On Monday morning, it was a couple of pieces of toast spread with Marmite, but by then they'd completed half a day's work. It is a regime that will get tougher as they get older, although Knight is adamant that she will be surrounded by horses for as long as she draws breath. If the operation is scaled down, then it will likely be because aches and pains, not a few of them the legacy of an eventful career in and out of the saddle, are catching up with Biddlecombe, who turned 65 a week ago.
"A lot depends on Terry's mobility. He suffers quite badly from arthritis, in fact I teased him that he might have to walk the course at Cheltenham on a Zimmer frame. He didn't think that was very funny. At the moment he can cope but if he got immobile, I don't know."
It's not as though he can be redeployed behind a desk. "I do a certain amount of office work but we try to keep Terry out of the office. He's a menace in there, and he knows that." Knight likes to describe herself and her husband/assistant, if only to pre-empt what is so often written of them, as racing's odd couple. It is certainly true that they seem an improbable pair, the beautifully spoken former deb, whose sister is married to Lord Vestey, and the effing-and-blinding West Countryman. Yet the perception of them as an odd couple by all accounts dwindles as soon as you see them tending their horses together. It is then that they seem made for each other. And those who tend the horses with them know that it is the wife whose temper they must not ignite, not the husband's.
"I think they're quite frightened of me in the yard," she said with a sweet smile. "I certainly used to be quite frightened of my own mother, even though I adored her, to the day she died. And I do try to model myself on her. But she never shouted, and on the whole, nor do I. Terry uses a swear word just about every other word, but I find I don't need to. Maybe that's my teaching background. I never had any trouble keeping control over classes."
Knight was a science teacher for four years, acquiring skills that she still puts to good use when dealing with young horses. Some trainers are significantly better at dealing with horses than people, of course, but she plainly is not among them.
"I like people," she told me. "I get along with people. I don't like some of the yobbos you see, and some of the people you see in airports make you wish you weren't British, but on the whole I like people." And people, on the whole, like her. Tales of her eccentricities and superstitions are treasured by the race-going public, for whom she seems to have supplanted Jenny Pitman as the First Lady of the Turf. But does her own view of herself tally with ours? "I probably am a bit different. I was wondering this morning, as I went to feed our Connemara ponies, how many trainers with horses going to Cheltenham would be wading through mud with bucketfuls of this and bucketfuls of the other. But some of my superstitions I've let go." She gestured to some pots on the window sill.

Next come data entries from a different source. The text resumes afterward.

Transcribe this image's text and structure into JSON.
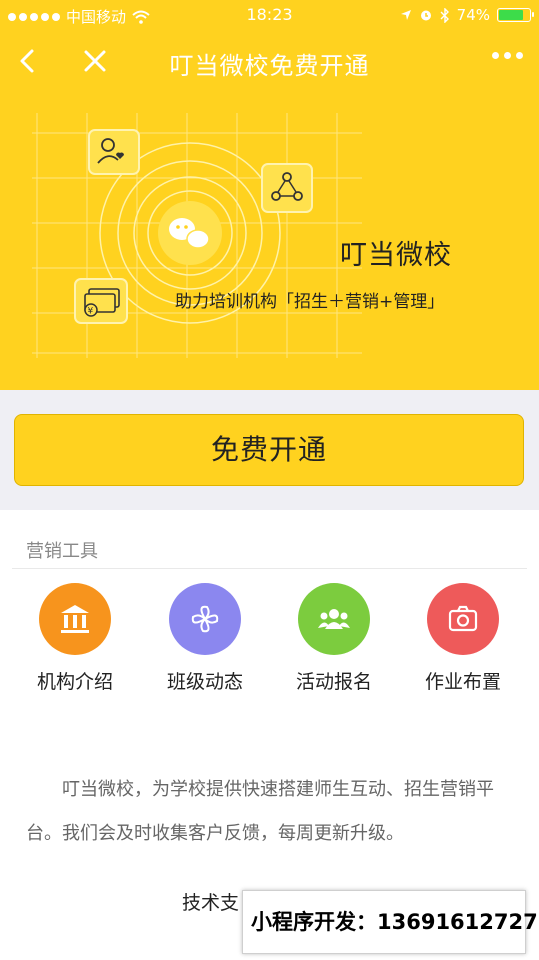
{
  "status_bar": {
    "carrier": "中国移动",
    "time": "18:23",
    "battery": "74%"
  },
  "navbar": {
    "title": "叮当微校免费开通"
  },
  "hero": {
    "title": "叮当微校",
    "subtitle": "助力培训机构「招生＋营销+管理」"
  },
  "cta": {
    "label": "免费开通"
  },
  "marketing": {
    "section_label": "营销工具",
    "tools": [
      {
        "label": "机构介绍",
        "icon": "institution-icon",
        "color": "#f7941d"
      },
      {
        "label": "班级动态",
        "icon": "pinwheel-icon",
        "color": "#8b87ef"
      },
      {
        "label": "活动报名",
        "icon": "group-icon",
        "color": "#7ccc3e"
      },
      {
        "label": "作业布置",
        "icon": "camera-icon",
        "color": "#ee5a5a"
      }
    ]
  },
  "description": "叮当微校，为学校提供快速搭建师生互动、招生营销平台。我们会及时收集客户反馈，每周更新升级。",
  "support_text": "技术支",
  "overlay": {
    "text": "小程序开发：13691612727"
  },
  "colors": {
    "brand_yellow": "#ffd21f",
    "band_gray": "#efeff4"
  }
}
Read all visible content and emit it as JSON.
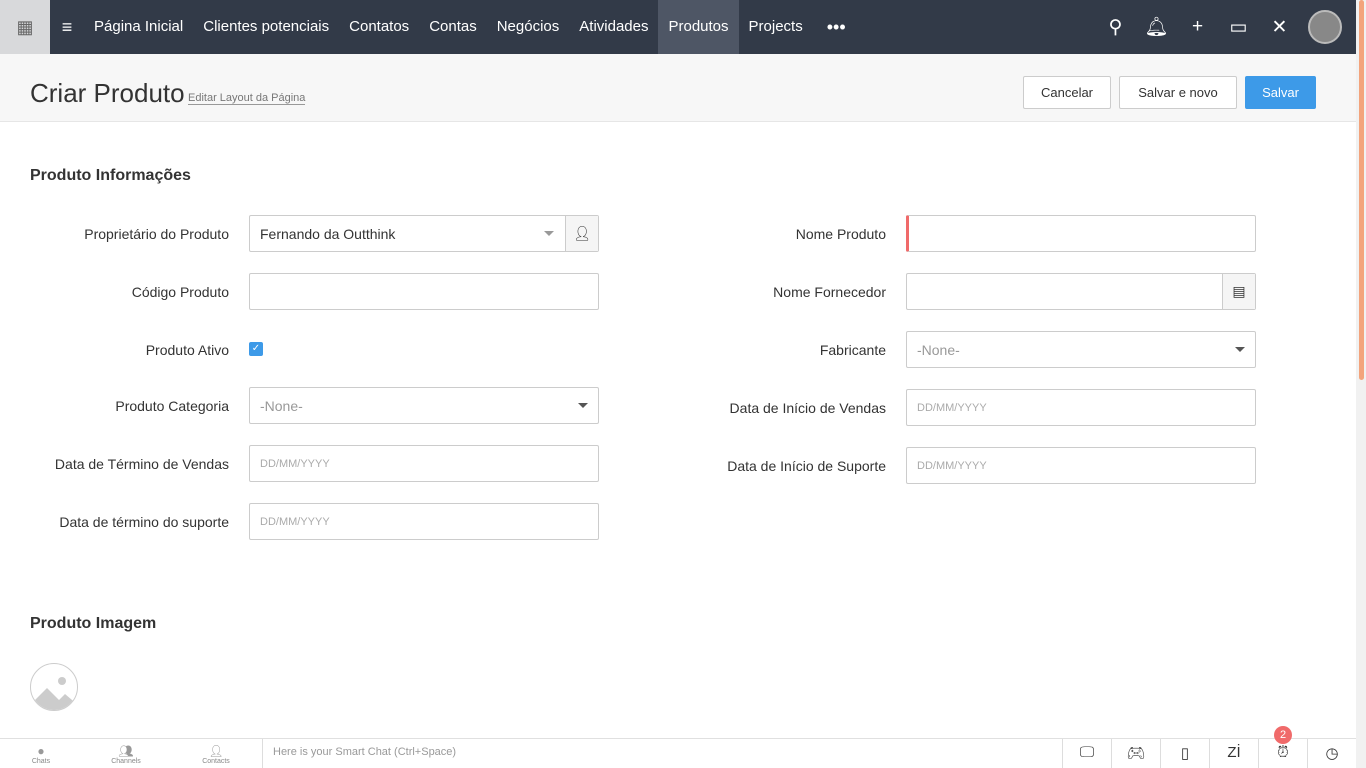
{
  "nav": {
    "tabs": [
      "Página Inicial",
      "Clientes potenciais",
      "Contatos",
      "Contas",
      "Negócios",
      "Atividades",
      "Produtos",
      "Projects"
    ],
    "active": "Produtos",
    "more": "•••"
  },
  "header": {
    "title": "Criar Produto",
    "edit_layout": "Editar Layout da Página",
    "cancel": "Cancelar",
    "save_new": "Salvar e novo",
    "save": "Salvar"
  },
  "section1": {
    "title": "Produto Informações",
    "owner_label": "Proprietário do Produto",
    "owner_value": "Fernando da Outthink",
    "code_label": "Código Produto",
    "active_label": "Produto Ativo",
    "category_label": "Produto Categoria",
    "category_value": "-None-",
    "sales_end_label": "Data de Término de Vendas",
    "support_end_label": "Data de término do suporte",
    "name_label": "Nome Produto",
    "vendor_label": "Nome Fornecedor",
    "manufacturer_label": "Fabricante",
    "manufacturer_value": "-None-",
    "sales_start_label": "Data de Início de Vendas",
    "support_start_label": "Data de Início de Suporte",
    "date_placeholder": "DD/MM/YYYY"
  },
  "section2": {
    "title": "Produto Imagem"
  },
  "footer": {
    "chats": "Chats",
    "channels": "Channels",
    "contacts": "Contacts",
    "smart_chat": "Here is your Smart Chat (Ctrl+Space)",
    "badge": "2"
  },
  "colors": {
    "nav": "#323a48",
    "accent": "#3d9ae8",
    "required": "#f06a6a"
  }
}
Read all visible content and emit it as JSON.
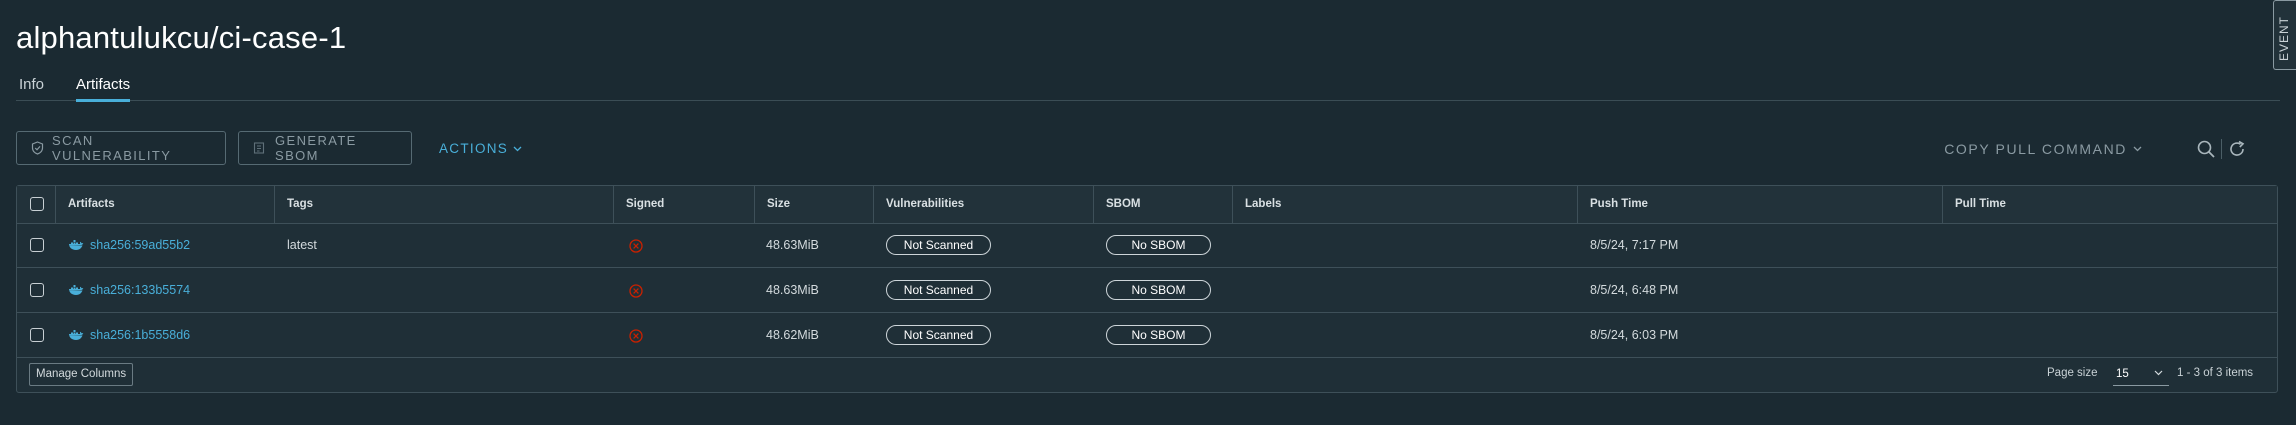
{
  "page": {
    "title": "alphantulukcu/ci-case-1"
  },
  "tabs": [
    {
      "label": "Info",
      "active": false
    },
    {
      "label": "Artifacts",
      "active": true
    }
  ],
  "toolbar": {
    "scan_label": "SCAN VULNERABILITY",
    "sbom_label": "GENERATE SBOM",
    "actions_label": "ACTIONS",
    "copy_pull_label": "COPY PULL COMMAND"
  },
  "table": {
    "columns": [
      "Artifacts",
      "Tags",
      "Signed",
      "Size",
      "Vulnerabilities",
      "SBOM",
      "Labels",
      "Push Time",
      "Pull Time"
    ],
    "rows": [
      {
        "artifact": "sha256:59ad55b2",
        "tag": "latest",
        "signed": false,
        "size": "48.63MiB",
        "vulnerabilities": "Not Scanned",
        "sbom": "No SBOM",
        "labels": "",
        "push_time": "8/5/24, 7:17 PM",
        "pull_time": ""
      },
      {
        "artifact": "sha256:133b5574",
        "tag": "",
        "signed": false,
        "size": "48.63MiB",
        "vulnerabilities": "Not Scanned",
        "sbom": "No SBOM",
        "labels": "",
        "push_time": "8/5/24, 6:48 PM",
        "pull_time": ""
      },
      {
        "artifact": "sha256:1b5558d6",
        "tag": "",
        "signed": false,
        "size": "48.62MiB",
        "vulnerabilities": "Not Scanned",
        "sbom": "No SBOM",
        "labels": "",
        "push_time": "8/5/24, 6:03 PM",
        "pull_time": ""
      }
    ]
  },
  "footer": {
    "manage_columns_label": "Manage Columns",
    "page_size_label": "Page size",
    "page_size_value": "15",
    "items_summary": "1 - 3 of 3 items"
  },
  "side_panel": {
    "event_label": "EVENT"
  },
  "icons": {
    "artifact": "docker-whale-icon",
    "signed_false": "x-circle-icon",
    "scan": "shield-check-icon",
    "sbom": "sbom-doc-icon",
    "search": "search-icon",
    "refresh": "refresh-icon"
  },
  "colors": {
    "background": "#1b2a32",
    "accent": "#49afd9",
    "error": "#c92100",
    "muted": "#8a9aa2"
  }
}
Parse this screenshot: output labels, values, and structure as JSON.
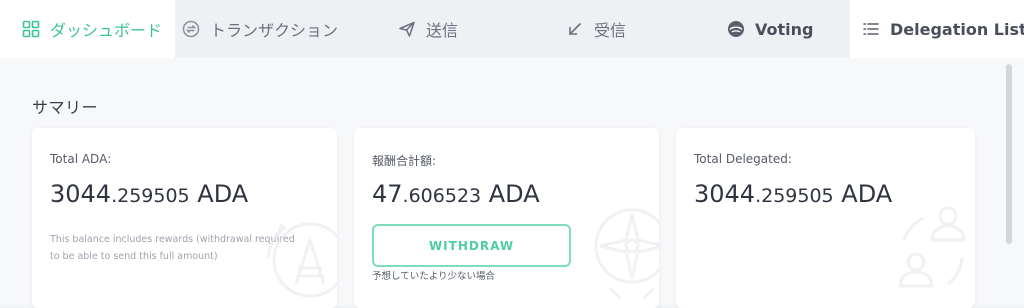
{
  "tabs": [
    {
      "label": "ダッシュボード",
      "icon": "dashboard-icon",
      "active": true
    },
    {
      "label": "トランザクション",
      "icon": "exchange-icon"
    },
    {
      "label": "送信",
      "icon": "send-icon"
    },
    {
      "label": "受信",
      "icon": "receive-icon"
    },
    {
      "label": "Voting",
      "icon": "voting-icon"
    },
    {
      "label": "Delegation List",
      "icon": "list-icon"
    }
  ],
  "summary": {
    "title": "サマリー",
    "total_ada": {
      "label": "Total ADA:",
      "value_int": "3044",
      "value_frac": ".259505",
      "unit": " ADA",
      "note": "This balance includes rewards (withdrawal required to be able to send this full amount)"
    },
    "rewards": {
      "label": "報酬合計額:",
      "value_int": "47",
      "value_frac": ".606523",
      "unit": " ADA",
      "button": "WITHDRAW",
      "hint": "予想していたより少ない場合"
    },
    "total_delegated": {
      "label": "Total Delegated:",
      "value_int": "3044",
      "value_frac": ".259505",
      "unit": " ADA"
    }
  },
  "colors": {
    "accent": "#3cc39a",
    "button_border": "#7fdcbf",
    "text": "#3a3f4b",
    "muted": "#9ea3ae"
  }
}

"These old amaryllises used to flower on Gold Cup day, and if they were lagging behind then I'd put them for a day or two in the airing cupboard. But they're very sluggish this year and I haven't forced them. I still don't like seeing hay pass us on the road, though. It has to be straw. If I see a load of hay, then I might as well go home." With that, Knight led me through to her living-room, where a couple of her owners, a charming, elderly couple, were waiting to see her.
While she was out of the room mixing them whisky macs, the couple told me that they had engaged lots of trainers, but that the incomparably wonderful Knight was like no other. I needed no convincing.